As ShelLuser has implied, I think you are confused about the difference between ports and packages. Packages are made from ports so moving from one to another is not an "upgrade". There is a delay while a port is being packaged but, other than that, they are the same thing. You need to spend some time with the Handbook and read up on that.


----------



## SirDice (Apr 3, 2018)

linux->bsd said:


> I also get the impression that dependency ports aren't converted using `pkg upgrade`, since I don't see things like devel/llvm40 get upgraded during `pkg upgrade`.


There are _build_, _run_ and _library_ dependencies. _Build_ dependencies are only needed to _build_ ports. Packages don't need _build_ dependencies because they're already built.


----------



## linux->bsd (May 17, 2018)

Been a while since I posted this thread and finally had a chance to check the replies. Most of what was posted was obvious stuff that I already knew and appears to have been borne out of a misreading of my OP, but they might be helpful for future readers, so might still prove useful.

As to the reason I was using portmaster to update the two or three ports I didn't convert to packages, it should be able to handle those without trampling on the packages or choking on itself, but it doesn't. Converting the rest to packages using `pkg upgrade` works fine.

Looks like I'll be doing something along these lines: https://forums.freebsd.org/threads/pkg-and-options-changed.65535/

Thanks.


----------



## ShelLuser (May 17, 2018)

linux->bsd said:


> Most of what was posted was obvious stuff that I already knew and appears to have been borne out of a misreading of my OP,


I suggest we agree to disagree because that is not what I am reading up there.  To a certain degree...  I do recognize that I focused on Portmaster.

Nothing which a late response can't fix:

`# pkg upgrade -f`

This will (re)install everything as binary packages. Anything beyond that is up to you.



linux->bsd said:


> As to the reason I was using portmaster to update the two or three ports I didn't convert to packages, it should be able to handle those without trampling on the packages or choking on itself, but it doesn't.


This shows me that your previous comments don't hold up: apparently you do not know how this stuff works despite your claims here.

I'd like to suggest this read:

https://forums.freebsd.org/threads/guide-about-ports-and-binary-packages.62126/

It explains why the above came to be. Not in direct wording, but if you follow along the concept...


----------



## linux->bsd (May 29, 2018)

ShelLuser said:


> Nothing which a late response can't fix:



But that just shows you didn't read the OP (or not closely enough), because as I stated I already converted to packages -- and guess which method I used.

The only part I wasn't aware of is that portmaster will try to update all installed ports and packages. Which I should have realized considering the hoops one has to jump through to determine if an application was installed via ports or pkg.
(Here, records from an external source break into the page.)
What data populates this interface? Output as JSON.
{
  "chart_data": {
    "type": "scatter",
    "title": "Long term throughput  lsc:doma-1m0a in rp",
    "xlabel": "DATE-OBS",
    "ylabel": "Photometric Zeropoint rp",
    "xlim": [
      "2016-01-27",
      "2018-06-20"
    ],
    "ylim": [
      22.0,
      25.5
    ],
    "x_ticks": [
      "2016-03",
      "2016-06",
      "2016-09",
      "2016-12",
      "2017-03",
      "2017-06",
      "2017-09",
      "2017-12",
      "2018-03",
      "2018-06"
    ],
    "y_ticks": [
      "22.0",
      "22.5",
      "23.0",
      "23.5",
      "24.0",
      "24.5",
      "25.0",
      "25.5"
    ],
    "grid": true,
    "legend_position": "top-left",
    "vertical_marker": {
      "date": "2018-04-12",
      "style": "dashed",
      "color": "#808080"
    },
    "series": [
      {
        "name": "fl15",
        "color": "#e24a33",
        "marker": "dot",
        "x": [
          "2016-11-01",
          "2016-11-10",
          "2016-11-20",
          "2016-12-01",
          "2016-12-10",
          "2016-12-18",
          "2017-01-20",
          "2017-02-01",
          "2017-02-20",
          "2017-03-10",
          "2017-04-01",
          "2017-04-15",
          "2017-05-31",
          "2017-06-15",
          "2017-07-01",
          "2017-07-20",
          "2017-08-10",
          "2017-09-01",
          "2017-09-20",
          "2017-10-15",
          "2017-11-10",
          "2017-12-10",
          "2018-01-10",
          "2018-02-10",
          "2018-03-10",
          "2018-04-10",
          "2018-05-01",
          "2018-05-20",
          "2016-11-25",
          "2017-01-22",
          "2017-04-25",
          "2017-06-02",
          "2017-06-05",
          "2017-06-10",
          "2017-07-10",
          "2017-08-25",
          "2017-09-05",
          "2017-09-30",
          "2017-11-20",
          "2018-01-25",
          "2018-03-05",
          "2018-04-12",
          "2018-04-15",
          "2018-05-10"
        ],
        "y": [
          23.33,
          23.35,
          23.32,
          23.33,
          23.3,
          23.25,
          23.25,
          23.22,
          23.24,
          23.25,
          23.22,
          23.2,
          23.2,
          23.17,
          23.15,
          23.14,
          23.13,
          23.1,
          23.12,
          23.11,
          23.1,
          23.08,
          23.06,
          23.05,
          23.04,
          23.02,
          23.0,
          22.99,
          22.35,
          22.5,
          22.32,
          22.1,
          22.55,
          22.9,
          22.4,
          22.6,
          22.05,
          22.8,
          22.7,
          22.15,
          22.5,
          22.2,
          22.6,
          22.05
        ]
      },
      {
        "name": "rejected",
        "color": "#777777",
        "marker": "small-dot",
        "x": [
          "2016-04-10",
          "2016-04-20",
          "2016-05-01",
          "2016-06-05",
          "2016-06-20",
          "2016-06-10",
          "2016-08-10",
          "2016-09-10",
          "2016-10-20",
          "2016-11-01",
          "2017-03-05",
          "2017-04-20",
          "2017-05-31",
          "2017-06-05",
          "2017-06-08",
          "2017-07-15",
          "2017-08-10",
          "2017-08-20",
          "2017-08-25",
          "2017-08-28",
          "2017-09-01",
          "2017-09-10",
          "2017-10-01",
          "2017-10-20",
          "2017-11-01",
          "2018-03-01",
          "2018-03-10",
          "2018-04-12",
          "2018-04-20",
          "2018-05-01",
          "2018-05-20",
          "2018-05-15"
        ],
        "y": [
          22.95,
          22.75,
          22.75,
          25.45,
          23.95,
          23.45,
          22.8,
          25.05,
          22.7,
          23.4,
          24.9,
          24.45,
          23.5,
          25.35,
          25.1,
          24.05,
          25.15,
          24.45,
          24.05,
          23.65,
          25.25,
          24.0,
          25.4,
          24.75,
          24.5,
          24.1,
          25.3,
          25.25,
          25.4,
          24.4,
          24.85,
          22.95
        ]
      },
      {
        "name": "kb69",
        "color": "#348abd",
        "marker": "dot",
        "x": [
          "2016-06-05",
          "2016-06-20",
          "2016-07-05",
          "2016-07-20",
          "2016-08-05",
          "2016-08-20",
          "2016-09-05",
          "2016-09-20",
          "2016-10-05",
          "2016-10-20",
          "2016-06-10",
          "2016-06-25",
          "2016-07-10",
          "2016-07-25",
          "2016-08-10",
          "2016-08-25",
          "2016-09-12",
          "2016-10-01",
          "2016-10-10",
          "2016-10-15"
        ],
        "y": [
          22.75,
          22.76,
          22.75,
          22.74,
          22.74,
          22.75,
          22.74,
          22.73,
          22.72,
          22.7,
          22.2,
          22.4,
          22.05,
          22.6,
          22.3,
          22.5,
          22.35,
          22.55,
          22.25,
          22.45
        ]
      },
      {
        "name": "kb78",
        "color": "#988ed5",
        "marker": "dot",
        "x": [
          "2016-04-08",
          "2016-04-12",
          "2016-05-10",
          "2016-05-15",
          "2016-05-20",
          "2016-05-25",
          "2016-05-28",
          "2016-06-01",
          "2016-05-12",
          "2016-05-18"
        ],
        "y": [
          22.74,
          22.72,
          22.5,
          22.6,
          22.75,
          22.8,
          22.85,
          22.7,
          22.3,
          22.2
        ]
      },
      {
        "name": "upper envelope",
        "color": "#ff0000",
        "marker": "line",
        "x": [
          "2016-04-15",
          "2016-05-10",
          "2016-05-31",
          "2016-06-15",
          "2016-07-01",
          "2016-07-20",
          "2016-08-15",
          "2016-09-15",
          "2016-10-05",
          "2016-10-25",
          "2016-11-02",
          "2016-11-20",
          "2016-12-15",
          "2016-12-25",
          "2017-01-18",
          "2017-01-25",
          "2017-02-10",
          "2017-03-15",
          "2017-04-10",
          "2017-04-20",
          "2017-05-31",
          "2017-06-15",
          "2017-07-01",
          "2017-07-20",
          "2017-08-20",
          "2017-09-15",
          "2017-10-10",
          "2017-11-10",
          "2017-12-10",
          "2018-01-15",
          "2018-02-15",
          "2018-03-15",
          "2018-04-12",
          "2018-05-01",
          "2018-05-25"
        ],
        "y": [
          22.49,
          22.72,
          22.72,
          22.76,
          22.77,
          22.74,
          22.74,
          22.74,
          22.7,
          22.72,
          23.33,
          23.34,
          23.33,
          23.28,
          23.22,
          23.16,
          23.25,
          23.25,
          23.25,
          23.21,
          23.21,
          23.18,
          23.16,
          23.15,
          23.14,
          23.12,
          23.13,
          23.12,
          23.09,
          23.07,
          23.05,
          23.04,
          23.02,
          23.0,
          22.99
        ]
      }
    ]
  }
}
But as I said in my last reply, that link I posted has the information (toward its end) that I'll use to reconfigure my setup: all packages, with the exception of two ports whose default configurations don't work for me, and those I'll update manually via the make system.


----------



## SirDice (May 29, 2018)

linux->bsd said:


> because as I stated I already converted to packages


One thing you fail to realize is that once installed _everything_ is a package, even the things you built from ports. Ports build packages and it's these packages that eventually get installed.


----------



## linux->bsd (Oct 20, 2018)

SirDice said:


> One thing you fail to realize is that once installed _everything_ is a package, even the things you built from ports. Ports build packages and it's these packages that eventually get installed.



Great. That's the piece of the puzzle that I was missing, and it makes ShelLuser's confusion about my comments make sense. Thanks.

October 31st is fast approaching, so time to roll out my own repo and upgrade.


----------